More than 40% of HHAs will be under water on Medicare this year, trade group says.
President Obama has released his budget proposal for 2015, and home care providers aren’t going to like it.
Like last year, the Obama Administration proposes a copayment for Medicare home health agency services. It also floats a 1.1 percent reimbursement rate cut for HHAs. Those are on top of already existing cuts, including the 14 percent rebasing reduction over four years.
"Medicare reforms should never be funded by making indiscriminate across-the-board cuts to home health care or by shifting costs to our most vulnerable citizens through copays," says the Na-tional Association for Home Care & Hospice.

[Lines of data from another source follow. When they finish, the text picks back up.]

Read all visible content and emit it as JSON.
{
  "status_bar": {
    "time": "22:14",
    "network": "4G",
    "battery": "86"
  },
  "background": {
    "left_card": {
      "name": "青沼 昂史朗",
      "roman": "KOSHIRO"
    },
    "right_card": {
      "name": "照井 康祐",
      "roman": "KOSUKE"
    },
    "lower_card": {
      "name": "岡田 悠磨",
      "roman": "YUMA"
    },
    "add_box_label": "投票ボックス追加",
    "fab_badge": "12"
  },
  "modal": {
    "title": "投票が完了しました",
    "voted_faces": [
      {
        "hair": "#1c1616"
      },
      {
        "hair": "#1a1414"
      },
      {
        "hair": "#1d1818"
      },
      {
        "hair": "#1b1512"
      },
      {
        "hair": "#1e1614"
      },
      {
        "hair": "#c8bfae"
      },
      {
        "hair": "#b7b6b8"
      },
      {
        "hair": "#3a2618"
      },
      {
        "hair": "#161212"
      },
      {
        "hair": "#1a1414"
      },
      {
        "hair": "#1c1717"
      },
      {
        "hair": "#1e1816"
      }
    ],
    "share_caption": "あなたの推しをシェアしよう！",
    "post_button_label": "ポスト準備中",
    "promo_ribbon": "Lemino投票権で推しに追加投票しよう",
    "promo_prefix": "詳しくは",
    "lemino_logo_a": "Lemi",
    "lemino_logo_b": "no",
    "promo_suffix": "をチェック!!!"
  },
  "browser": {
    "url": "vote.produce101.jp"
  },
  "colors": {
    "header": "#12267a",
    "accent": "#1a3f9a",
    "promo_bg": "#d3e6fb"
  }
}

"Previously enacted changes will cut Medi-care spending on home health services by more than $100 billion over the next ten years — while less than $20 billion is spent each year. As a result of these cuts, Medicare will pay home health agencies less than their costs, meaning that 41 percent of all Medicare home health agencies will be under water in 2014, and 60 percent by 2017," says NAHC’s Val J. Halamandaris. "Congress should therefore reject any additional cuts and any home health copay whether the reason is postponement or elimination of scheduled cuts in physician fees or deficit reduction."
The copay would take effect in 2018. The budget proposal also prioritizes bundling amongst post-acute providers, points out the Visiting Nurse Associations of America.
These cuts may become part of the fund to pay for the so-called "doc fix" bill that will avert the pay cut scheduled for March 31 under physicians’ sustainable growth rate (SGR) Medicare payment formula, observers worry. But lawmakers don’t want to fund the SGR fix with unpopular Medicare cuts, so they are dragging their feet on the issue.
Reminder: In HR 4015, the SGR would initially be "fixed" by repealing the current formula (which creates a large Medicare payment decrease every year) and replacing it with a 0.5 percent update every year until 2018.
Don’t Forget About Therapy Caps
Also: HR 4015 currently contains no language to repeal the therapy caps, which affect Part B outpatient therapy furnished by home health agencies in the patient’s home. Therapy industry experts had expected otherwise since the Senate committee’s original version of the bill included this provision.
Cutting it close: Like the current doc fix, therapy cap exceptions are set to expire March 31. If Congress produces no solution by this time, agencies providing Part B therapy will face full-on therapy caps with no exceptions.
"While we are disappointed that the SGR reform bill does not include repeal of the therapy caps, we remain hopeful that Congress will address therapy caps in the final bill," says Ingrida Lusis of the American Speech-Language Hearing Association.
"Few policy options in Congress today enjoy the broad, bipartisan support of therapy cap repeal," points out Tim Casey of the Occupational Therapy Association.